Attaching a pic...

It's 5:00 in the morning. My brain is breaking speed records... I'm TiredWired... I'm very awake... and I have this incredible need for 3 Chili-Cheese Doggies with onions. Is it possible to hyperfocus on not being able to hyperfocus? I have intense concentration on my lack of ability to have intense concentration. Now... I've talked to my cat about this issue... and Mr. Bubby agrees... if I just make these chili-cheese dogs... I'll feel a lot better. No, really. Ask him. Of course... it probably has nothing to do with the fact that he actually likes chili cheese dogs. Just hold 'em next to his mouth... and the old boy takes it from there. Yeah... it's an early breakfast for me. Good morning, y'all.
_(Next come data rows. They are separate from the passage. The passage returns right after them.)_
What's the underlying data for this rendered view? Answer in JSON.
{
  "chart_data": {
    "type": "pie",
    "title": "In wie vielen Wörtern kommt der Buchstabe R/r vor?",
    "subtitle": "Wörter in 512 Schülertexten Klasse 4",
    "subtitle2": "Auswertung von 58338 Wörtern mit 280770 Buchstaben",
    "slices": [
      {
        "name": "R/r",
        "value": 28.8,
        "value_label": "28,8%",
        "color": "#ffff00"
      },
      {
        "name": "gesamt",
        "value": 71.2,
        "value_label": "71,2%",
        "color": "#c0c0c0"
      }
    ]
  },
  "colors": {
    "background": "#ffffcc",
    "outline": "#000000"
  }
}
Sometimes the world just moves too fast for me. I gotta stop watching the news, man. I live a slow life. I don't handle over-stimulation... so I keep the residence dark when I can... play a lot of beach and rain sound effects. I expose myself to louder noises only when I'm working. There's nothing that SHOULD leave me feeling like I do now. But I spend a lot of time in a dark room in a bed because nothing is moving me to do the things I love to do. I AM NOT depressed... like... that deep feeling you get in your heart that travels to your brain in the form of feeling "hopeless" or suicidal or... whaever. I just feel like so many things are changing, you know? I think of it like a person....who is just on his balcony and he sees this tsumami in the distance... this wall ...that is taller than any mountain he's ever seen. And he knows... intellectually... he GETS that this thing is gonna smoooosh the shit outta him within the next 3 to 5 minutes. Now... he can run... but fuck it.... WHERE can he go where it's not gonna catch up to him? He can climb to the rooftops... but... same difference. So... he calmly walks downstairs... kicks back in his favorite recliner... and just stares at the pictures of all his memories on the wall. His children... his wife. And he waits. He doesn't cry... he doesn't FEAR anything. There's nothing left inside of him. Except awareness. I feel like I've been living in that moment for quite a while now. So it's time to sleep again. I'll see you all tomorrow.